À la veille du 1er novembre, la rédaction du Parisien navigue pourtant en plein brouillard et le moins que l'on puisse dire est que le dossier n'est pas franchement sur le point d'aboutir. Mieux, il n'est plus tout à fait acquis que Marie-Odile Amaury, la propriétaire du titre (et de L'Équipe, non concerné par le projet de cession), vendra effectivement l'un de ses plus beaux actifs de presse. Philippe Carli, son nouveau directeur général, l'a laissé entendre aux salariés le 11 octobre en visitant les services du journal, à Saint-Ouen, en compagnie du secrétaire général de la rédaction.

«Il nous a dit que Marie-Odile Amaury ne braderait pas son titre et qu'il allait nous aider à nous développer», raconte un journaliste, relatant la visite de cet ancien président de Siemens France. «Il nous a demandé comment on voyait le journalisme dans dix ans et évoqué de la résistance au changement en disant que pour l'actionnaire, nous étions un peu comme des enfants turbulents qui n'ont pas été sages», complète Timothée Boutry, président de la Société des journalistes. Une allusion aux journées de grève de la rédaction, en décembre 2009, visant à contester le plan de départs volontaires et la stratégie de Marie-Odile Amaury. «Les arguments qui justifient la vente sont un peu plus rationnels», relativise-t-on cependant dans les étages supérieurs, où l'on croit comprendre qu'il y a aujourd'hui «plus de possibilités que l'opération de cession ne se fasse pas»

Le retrait probable de Serge Dassault annoncé par Challenges en fin de semaine dernière a, il est vrai, rebattu les cartes. Longtemps, Marie-Odile Amaury a cru que l'industriel allait faire monter les prix. N'avait-il pas un double intérêt, politique et industriel, à s'emparer du journal? Serge Dassault est en effet sénateur de l'Essonne alors que son fils aîné, Olivier, est député de l'Oise.

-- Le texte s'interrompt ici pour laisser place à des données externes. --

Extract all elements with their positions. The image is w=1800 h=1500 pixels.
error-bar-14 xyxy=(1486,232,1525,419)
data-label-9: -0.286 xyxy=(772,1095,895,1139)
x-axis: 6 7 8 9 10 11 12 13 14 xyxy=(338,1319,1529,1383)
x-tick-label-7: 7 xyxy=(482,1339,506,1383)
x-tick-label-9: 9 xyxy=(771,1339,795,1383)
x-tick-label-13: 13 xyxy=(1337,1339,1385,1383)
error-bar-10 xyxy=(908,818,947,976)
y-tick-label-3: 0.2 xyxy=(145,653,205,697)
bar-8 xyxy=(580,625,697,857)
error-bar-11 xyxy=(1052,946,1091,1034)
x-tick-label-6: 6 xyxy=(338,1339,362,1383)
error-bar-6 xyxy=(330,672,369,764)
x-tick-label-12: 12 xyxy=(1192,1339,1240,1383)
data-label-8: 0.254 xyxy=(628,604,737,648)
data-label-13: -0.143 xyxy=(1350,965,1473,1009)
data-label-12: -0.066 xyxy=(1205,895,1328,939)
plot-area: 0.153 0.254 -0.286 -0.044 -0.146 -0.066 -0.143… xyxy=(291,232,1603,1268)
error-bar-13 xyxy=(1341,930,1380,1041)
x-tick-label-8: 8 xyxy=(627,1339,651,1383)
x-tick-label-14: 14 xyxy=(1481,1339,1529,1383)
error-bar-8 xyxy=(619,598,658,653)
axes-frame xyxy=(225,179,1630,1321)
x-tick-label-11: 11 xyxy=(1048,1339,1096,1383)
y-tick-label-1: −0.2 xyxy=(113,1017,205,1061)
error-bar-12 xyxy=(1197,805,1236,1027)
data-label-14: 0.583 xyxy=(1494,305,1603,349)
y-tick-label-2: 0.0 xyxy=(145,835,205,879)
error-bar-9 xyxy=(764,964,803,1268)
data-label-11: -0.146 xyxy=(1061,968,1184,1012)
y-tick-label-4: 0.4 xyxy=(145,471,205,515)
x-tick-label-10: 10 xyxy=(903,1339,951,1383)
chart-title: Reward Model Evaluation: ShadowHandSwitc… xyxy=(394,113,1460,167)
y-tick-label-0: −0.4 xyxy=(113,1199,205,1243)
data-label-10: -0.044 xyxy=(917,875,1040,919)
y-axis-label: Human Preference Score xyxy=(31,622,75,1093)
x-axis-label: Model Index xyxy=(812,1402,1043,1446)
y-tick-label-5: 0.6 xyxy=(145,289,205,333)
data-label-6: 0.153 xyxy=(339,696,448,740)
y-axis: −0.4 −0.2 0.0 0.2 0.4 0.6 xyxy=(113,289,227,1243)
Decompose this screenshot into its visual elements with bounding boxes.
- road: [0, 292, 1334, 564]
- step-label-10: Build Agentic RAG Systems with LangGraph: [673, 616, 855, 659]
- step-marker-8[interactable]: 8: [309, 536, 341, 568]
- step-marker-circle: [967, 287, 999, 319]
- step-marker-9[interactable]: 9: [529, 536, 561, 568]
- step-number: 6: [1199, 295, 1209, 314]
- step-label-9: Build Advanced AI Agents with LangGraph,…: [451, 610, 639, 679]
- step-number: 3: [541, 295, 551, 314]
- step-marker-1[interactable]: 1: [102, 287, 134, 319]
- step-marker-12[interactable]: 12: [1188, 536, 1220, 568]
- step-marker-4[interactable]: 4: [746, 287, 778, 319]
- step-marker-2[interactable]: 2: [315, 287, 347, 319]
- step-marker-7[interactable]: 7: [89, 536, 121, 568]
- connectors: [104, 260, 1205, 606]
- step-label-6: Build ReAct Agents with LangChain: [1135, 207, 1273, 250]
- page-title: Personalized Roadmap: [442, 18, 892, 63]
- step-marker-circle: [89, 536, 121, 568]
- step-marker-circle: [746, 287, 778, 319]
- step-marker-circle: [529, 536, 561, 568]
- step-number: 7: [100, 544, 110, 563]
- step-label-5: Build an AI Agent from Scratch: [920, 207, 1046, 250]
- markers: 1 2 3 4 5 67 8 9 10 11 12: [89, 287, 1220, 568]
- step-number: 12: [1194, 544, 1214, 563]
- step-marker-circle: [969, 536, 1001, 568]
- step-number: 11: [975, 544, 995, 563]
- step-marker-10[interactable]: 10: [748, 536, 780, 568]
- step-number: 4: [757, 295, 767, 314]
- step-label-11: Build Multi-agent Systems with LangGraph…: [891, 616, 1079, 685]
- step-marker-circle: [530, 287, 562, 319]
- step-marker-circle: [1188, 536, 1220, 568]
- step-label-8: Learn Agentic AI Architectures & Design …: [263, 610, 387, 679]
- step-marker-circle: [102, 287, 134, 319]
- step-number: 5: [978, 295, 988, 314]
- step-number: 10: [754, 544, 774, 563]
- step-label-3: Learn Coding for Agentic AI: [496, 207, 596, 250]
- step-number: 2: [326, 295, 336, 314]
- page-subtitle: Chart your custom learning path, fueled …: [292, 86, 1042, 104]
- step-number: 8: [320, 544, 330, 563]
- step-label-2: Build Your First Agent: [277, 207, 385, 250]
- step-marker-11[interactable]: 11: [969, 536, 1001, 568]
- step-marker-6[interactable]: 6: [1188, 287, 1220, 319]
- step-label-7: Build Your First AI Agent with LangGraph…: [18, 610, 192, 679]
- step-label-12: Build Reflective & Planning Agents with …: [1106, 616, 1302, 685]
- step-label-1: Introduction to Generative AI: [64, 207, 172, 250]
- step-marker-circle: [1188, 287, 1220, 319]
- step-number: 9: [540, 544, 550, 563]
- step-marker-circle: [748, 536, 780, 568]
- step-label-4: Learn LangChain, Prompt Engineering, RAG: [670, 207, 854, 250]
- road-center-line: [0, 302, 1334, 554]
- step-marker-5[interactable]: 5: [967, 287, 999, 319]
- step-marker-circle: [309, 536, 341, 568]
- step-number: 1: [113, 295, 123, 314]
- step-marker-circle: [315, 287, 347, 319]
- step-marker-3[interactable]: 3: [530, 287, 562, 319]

Parallèlement, Rudi Roussillon, conseiller de Serge Dassault, reconnaissait fin septembre que son groupe s'était intéressé au dossier du Parisien après avoir étudié un possible rachat des Échos jusqu'au mois d'août. «Il y a une certaine légitimité à regarder les synergies industrielles qui peuvent être dégagées avec le groupe Figaro sur l'impression, la distribution, la publicité, Internet, l'achat de papier, les petites annonces», convenait-il.

Charte d'indépendance

Seulement, l'intérêt politique n'est plus apparu aussi évident le 2 octobre, quand Serge Dassault a renoncé à être tête de liste aux prochaines élections municipales partielles de Corbeil-Essonnes, suite à l'invalidation de sa réélection en juin 2009. D'ailleurs, parmi ses enfants et héritiers, seul Olivier, le député, soutenait ce projet de rachat. Surtout, ses conseillers financiers, emmenés par Olivier Costa de Beauregard, ont pesé pour une valorisation a minima du groupe Le Parisien-Aujourd'hui en France, malgré un Ebitda de plus de 12 millions d'euros et près de 246 millions d'euros de chiffre d'affaires attendus à la fin 2010.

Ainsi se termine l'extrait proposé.